Free Read Novels Online Home

The Forbidden Lord by Sabrina Jeffries (5)

Foolish eyes, thy streams give over,

Wine, not water, binds the lover:

At the table then be shining,

Gay coquette, and all designing.

Martha Sansom, “Song”

Of all the wretched luck, Emily thought as Jordan waltzed her deftly through the throng of fashionably dressed lords and ladies. He wasn’t supposed to be here. Or recognize her. Or waltz with her. No, definitely not.

She should have protested more strongly when he’d asked—no, commanded her to waltz with him. Lord St. Clair’s sudden defection had confused her. Was it acceptable for one man to hand a woman off to another? She rather thought it wasn’t. Still, who knew what rules applied to men like the Earl of Blackmore and Viscount St. Clair?

Worse yet, Jordan was a fabulous dancer. In her practice sessions with the awkward Lord Nesfield, she’d fallen all over her feet. The marquess had blamed her and she’d woefully accepted the blame, but now she wished she hadn’t. With Jordan, she was as graceful as a swan. Somehow he lightened her feet until the steps of the waltz seemed as natural and easy as walking. She forgot to count the measure, didn’t even need to count the measure.

Curse him for that, and for holding her so intimately. If he held her any closer, she’d make a complete cake of herself. As it was, she was near enough to see his clean-shaven jaw and the Blackmore crest on his gold cravat pin, to feel his thighs brush hers in the turns.
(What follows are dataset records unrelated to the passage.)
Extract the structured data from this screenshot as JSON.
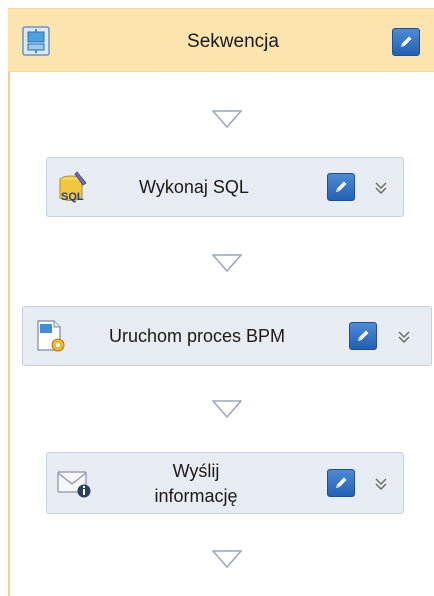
{
  "sequence": {
    "title": "Sekwencja",
    "icon": "sequence-icon",
    "edit_icon": "pencil-icon"
  },
  "activities": [
    {
      "label": "Wykonaj SQL",
      "icon": "sql-icon",
      "edit_icon": "pencil-icon",
      "expand_icon": "double-chevron-down-icon"
    },
    {
      "label": "Uruchom proces BPM",
      "icon": "bpm-process-icon",
      "edit_icon": "pencil-icon",
      "expand_icon": "double-chevron-down-icon"
    },
    {
      "label_line1": "Wyślij",
      "label_line2": "informację",
      "icon": "mail-info-icon",
      "edit_icon": "pencil-icon",
      "expand_icon": "double-chevron-down-icon"
    }
  ],
  "connector_icon": "arrow-down-triangle-icon",
  "colors": {
    "header_bg": "#fbe4ad",
    "card_bg": "#e7ebf2",
    "edit_button": "#2f6cc1",
    "connector": "#9aa6b8"
  }
}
As usual, he looked handsome and very male. None of those silly satin breeches for the Earl of Blackmore—oh, no. His coat and breeches of expensive cashmere and his figured gray waistcoat and snowy cravat were more commanding in their simplicity than any of the extravagantly embroidered waistcoats worn by the other men in the room.
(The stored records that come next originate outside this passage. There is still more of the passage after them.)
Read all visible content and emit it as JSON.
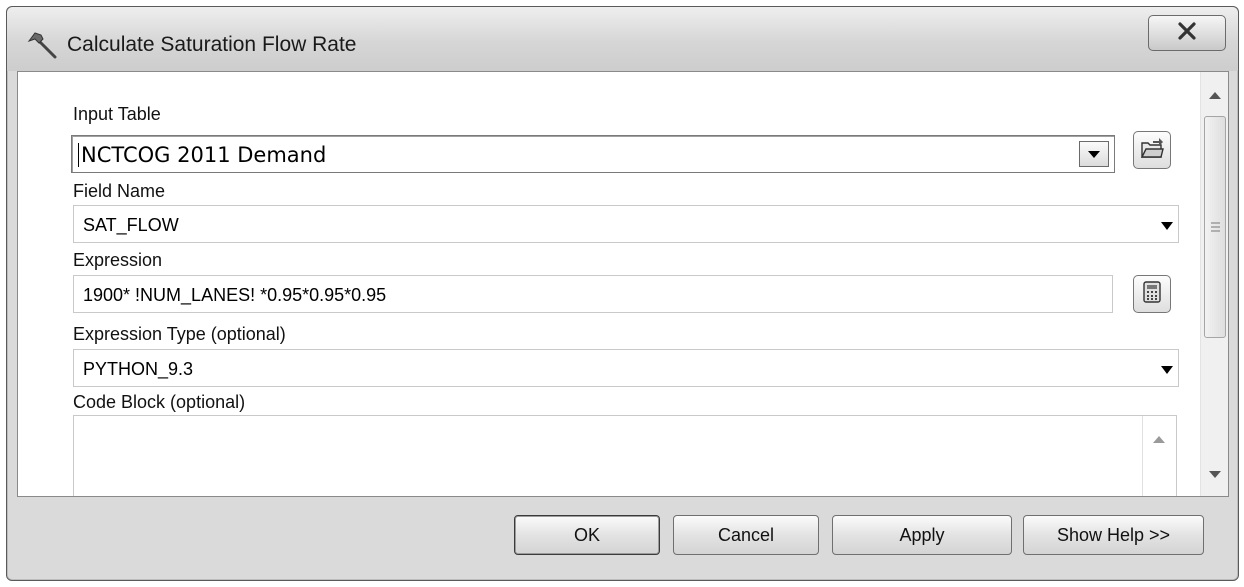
{
  "window": {
    "title": "Calculate Saturation Flow Rate",
    "close_label": "X"
  },
  "form": {
    "input_table": {
      "label": "Input Table",
      "value": "NCTCOG 2011 Demand"
    },
    "field_name": {
      "label": "Field Name",
      "value": "SAT_FLOW"
    },
    "expression": {
      "label": "Expression",
      "value": "1900* !NUM_LANES! *0.95*0.95*0.95"
    },
    "expression_type": {
      "label": "Expression Type (optional)",
      "value": "PYTHON_9.3"
    },
    "code_block": {
      "label": "Code Block (optional)",
      "value": ""
    }
  },
  "buttons": {
    "ok": "OK",
    "cancel": "Cancel",
    "apply": "Apply",
    "show_help": "Show Help >>"
  },
  "icons": {
    "title": "hammer-icon",
    "browse": "open-folder-icon",
    "expression_builder": "calculator-icon"
  }
}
Did he know how dancing with him affected her? Of course he did. His broad hand rode her waist with shameful familiarity, and his other hand clasped hers possessively, reminding her of their night in the carriage. No wonder Papa thought the waltz too scandalous for decent people. No woman with an ounce of self-preservation would willingly put herself this near to an attractive, virile earl.

Especially after having shared intimate kisses with him. Memories plagued her—of his hands in her hair…his breath warming her skin…his mouth anointing her cheeks and neck with secret, thrilling kisses.

Goodness gracious, now she was turning red! Please, God, she prayed, don’t let him notice.

She might as well have been howling at the moon. When she risked a peek at Jordan, she found him quite obviously aware of the heightened color in her cheeks. His dark eyes seemed to miss nothing, more was the pity.

“I like making you blush, Emily,” he whispered wickedly.

“Emily? Why do you persist in thinking I’m this Emily person?”

“You can lie to those others, but not to me,” Jordan said in that low, husky tone she remembered all too well. “Why are you here? Why are you pretending to be some deuced Scottish lady?”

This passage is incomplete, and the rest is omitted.